Au terme de la mission, un aide-mémoire a été rédigé.

Ce document appelle de la part du Gouvernement les observations ci-après.

1. Observations d'ordre général

L'absence des tableaux détaillés sur les comptes macroéconomiques, en particulier sur le Tableau des Opérations Financières de l’État ainsi que les secteurs monétaire et extérieur ne permet pas un rapprochement des différents ratios indiqués dans le tableau des indicateurs en annexe, élaborés par la mission, avec ceux calculés sur la base des données officielles.
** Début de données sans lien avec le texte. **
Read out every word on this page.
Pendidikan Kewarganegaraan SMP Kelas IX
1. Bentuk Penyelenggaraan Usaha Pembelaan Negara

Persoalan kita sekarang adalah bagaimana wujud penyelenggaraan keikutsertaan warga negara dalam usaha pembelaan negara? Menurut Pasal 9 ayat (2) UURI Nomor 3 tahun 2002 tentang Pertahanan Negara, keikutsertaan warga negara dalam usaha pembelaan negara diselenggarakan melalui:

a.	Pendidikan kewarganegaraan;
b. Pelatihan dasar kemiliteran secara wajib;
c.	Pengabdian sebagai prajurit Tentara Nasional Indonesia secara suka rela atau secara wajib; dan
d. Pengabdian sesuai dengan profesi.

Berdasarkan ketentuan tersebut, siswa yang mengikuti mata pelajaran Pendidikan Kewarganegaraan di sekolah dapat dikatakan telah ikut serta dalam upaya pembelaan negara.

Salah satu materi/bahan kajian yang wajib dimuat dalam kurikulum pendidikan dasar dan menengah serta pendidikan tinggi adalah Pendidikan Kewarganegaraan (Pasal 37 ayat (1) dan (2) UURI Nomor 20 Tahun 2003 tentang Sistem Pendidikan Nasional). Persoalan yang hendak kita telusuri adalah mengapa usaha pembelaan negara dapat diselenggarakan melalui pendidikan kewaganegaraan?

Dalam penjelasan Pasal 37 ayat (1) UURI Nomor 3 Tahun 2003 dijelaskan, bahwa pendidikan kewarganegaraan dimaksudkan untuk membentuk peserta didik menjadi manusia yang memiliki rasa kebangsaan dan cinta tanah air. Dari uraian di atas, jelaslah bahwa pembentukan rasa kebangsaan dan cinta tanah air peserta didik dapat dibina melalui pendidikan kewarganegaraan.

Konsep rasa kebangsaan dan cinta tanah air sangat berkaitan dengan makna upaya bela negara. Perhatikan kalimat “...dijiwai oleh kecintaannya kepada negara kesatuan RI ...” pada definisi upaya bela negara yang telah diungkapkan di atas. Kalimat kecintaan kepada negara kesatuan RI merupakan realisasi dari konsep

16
2. Observations de forme :

Sur le document de la mission, des propositions d’amélioration de la forme sont faites en souligné.

3. Observations de fond

I- Contexte : croissance accompagnée de déficits budgétaires et extérieurs

Paragraphe 2 :

Il y a lieu de relever que les données sur le déficit du compte courant sont confirmées par la Banque Centrale.

Paragraphe 3 :

Il est indiqué dans le document que : « Le déficit du compte courant devrait, selon les projections, connaître une légère amélioration à 12,3 pour cent du PIB en 2015 du fait de la baisse des cours du pétrole, et décroître à 9,6 pour cent du PIB à l’horizon 2020, (..) ». Les hypothèses de projection devront être précisées.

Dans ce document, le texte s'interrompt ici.